August 29: Feels like home

SuperTrip2_2025 blog post

2025_2 BLOG

8/29/20252 min read

Mindful that this is the week of the Summer Bank Holiday weekend, we have steered clear of theatre, tourist attractions this week. In October, we have 3 shows booked. For this week, we decided on a couple of specialist tours (limited group size, priority access). It’s proved a good choice. Yesterday, we joined a backstage tour of the Royal Opera House. Today, we joined a “highlights” tour at the British Museum. What they shared was a well-prepared guide, who mixed social history and fact with anecdote, name dropping and whimsy to deliver a monologue that was both engaging and informative. The days of well-meaning volunteers shuffling groups passed labeled cabinets are long gone.

The ROH was fascinating: the onstage experience is no expense spared. We felt the weight of some of the costumes, made with only the finest materials. We saw the extensive technical crew building the enormous hand-painted set for Tosca, which opens the 2025/6 season in a few weeks’ time. But, backstage, it’s a very different story: buzzing neon lighting, polystyrene ceiling tiles, slightly curly A4, office-printed directions taped to intersections pointing to practice rooms, stage entrances and bathrooms. The tour was billed as “Macabre”, so we did get to handle a grotesquely clammy brain-helmet (used by the zombie chorus line in a recent production), as well as a prosthetic nose, some fake blood, scar-wax (which is a thing). We also learnt how the building itself had burnt down three times, twice at least as a result of “fire spectacles” on stage which probably made sense artistically, but had dire health & safety consequences.

The British Museum tour was also well-led and definitely showcased some amazing artifacts: the Rosetta Stone, the Rothschild Reliquary (and its fake), the Portland Vase, St Hedwig’s Cup, the first ever bank note (Chinese), the Sutton Hoo treasure, the Lewes chess set, the frescos of the tomb of Nebamun, the Elgin Marbles. It was a pretty impressive list and well-narrated. But, so, familiar as we are with the collection, we found ourselves wondering why X or Y was omitted (!).

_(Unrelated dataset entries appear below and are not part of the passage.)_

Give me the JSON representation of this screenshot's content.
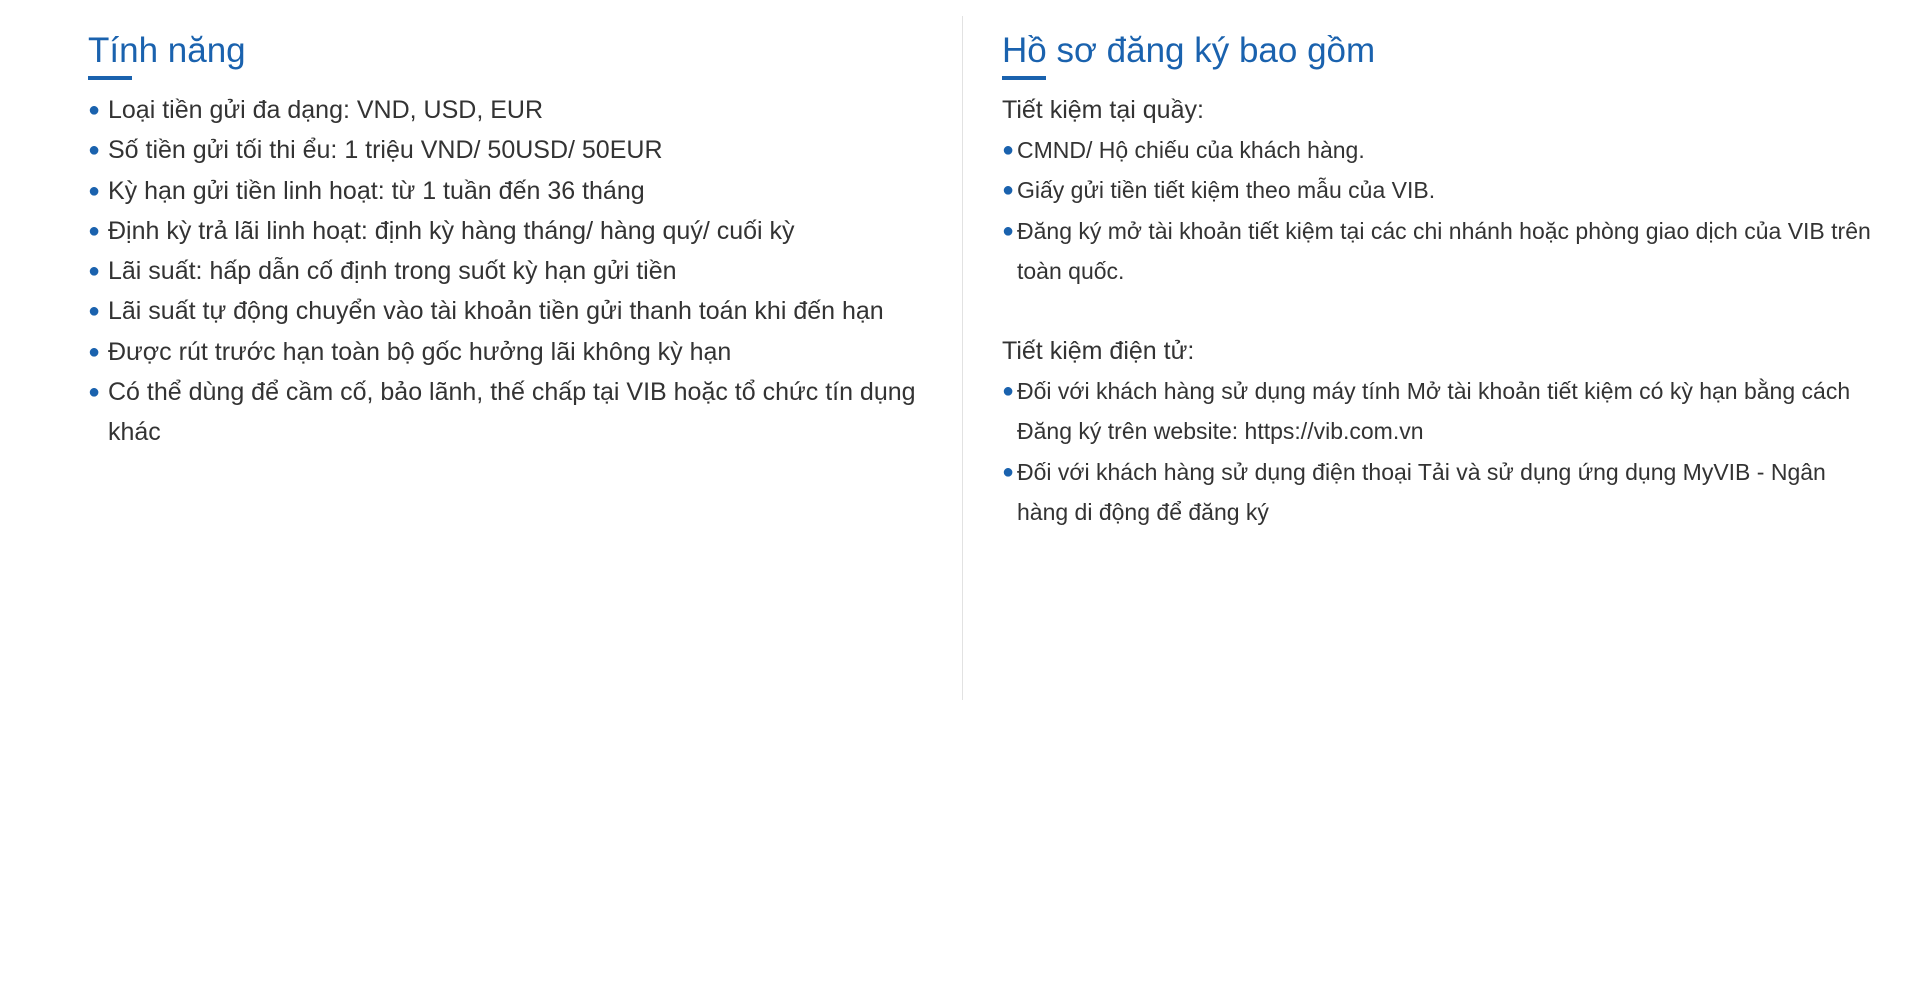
{
  "features": {
    "title": "Tính năng",
    "items": [
      "Loại tiền gửi đa dạng: VND, USD, EUR",
      "Số tiền gửi tối thi  ểu: 1 triệu VND/ 50USD/ 50EUR",
      "Kỳ hạn gửi tiền linh hoạt: từ 1 tuần đến 36 tháng",
      "Định kỳ trả lãi linh hoạt: định kỳ hàng tháng/ hàng quý/ cuối kỳ",
      "Lãi suất: hấp dẫn cố định trong suốt kỳ hạn gửi tiền",
      "Lãi suất tự động chuyển vào tài khoản tiền gửi thanh toán khi đến hạn",
      "Được rút trước hạn toàn bộ gốc hưởng lãi không kỳ hạn",
      "Có thể dùng để cầm cố, bảo lãnh, thế chấp tại VIB hoặc tổ chức tín dụng khác"
    ]
  },
  "documents": {
    "title": "Hồ sơ đăng ký bao gồm",
    "counter": {
      "heading": "Tiết kiệm tại quầy:",
      "items": [
        "CMND/ Hộ chiếu của khách hàng.",
        "Giấy gửi tiền tiết kiệm theo mẫu của VIB.",
        "Đăng ký mở tài khoản tiết kiệm tại các chi nhánh hoặc phòng giao dịch của VIB trên toàn quốc."
      ]
    },
    "online": {
      "heading": "Tiết kiệm điện tử:",
      "items": [
        "Đối với khách hàng sử dụng máy tính Mở tài khoản tiết kiệm có kỳ hạn bằng cách Đăng ký trên website: https://vib.com.vn",
        "Đối với khách hàng sử dụng điện thoại Tải và sử dụng ứng dụng MyVIB - Ngân hàng di động để đăng ký"
      ]
    }
  },
  "colors": {
    "accent": "#1a62ae",
    "text": "#333333",
    "divider": "#e2e2e2"
  },
  "icons": {
    "bullet": "bullet-dot-icon"
  }
}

We lunched in the Members’ Room, (as is our wont!), which is both tasty and also gives a sense of belonging, which is the real luxury. Carey got literally the last cup of coffee of the day. It was tea-only behind him – a crisis narrowly avoided.

We both feel so at home in London. We love Calgary: the sky, our friends, our condo, the walks, the pace and quality of life it gifts us. But, we both “know” London in our bones. Carey has “lived” here for almost a decade; me, for almost three. It has a rhythm, an energy, an abundance that is itself and to which we respond. We are glad not to live here (in many ways), but neither of us could now imagine never returning. It speaks to identity, just like Paris or New York does. It’s a part of our shared being - and it is good to be back.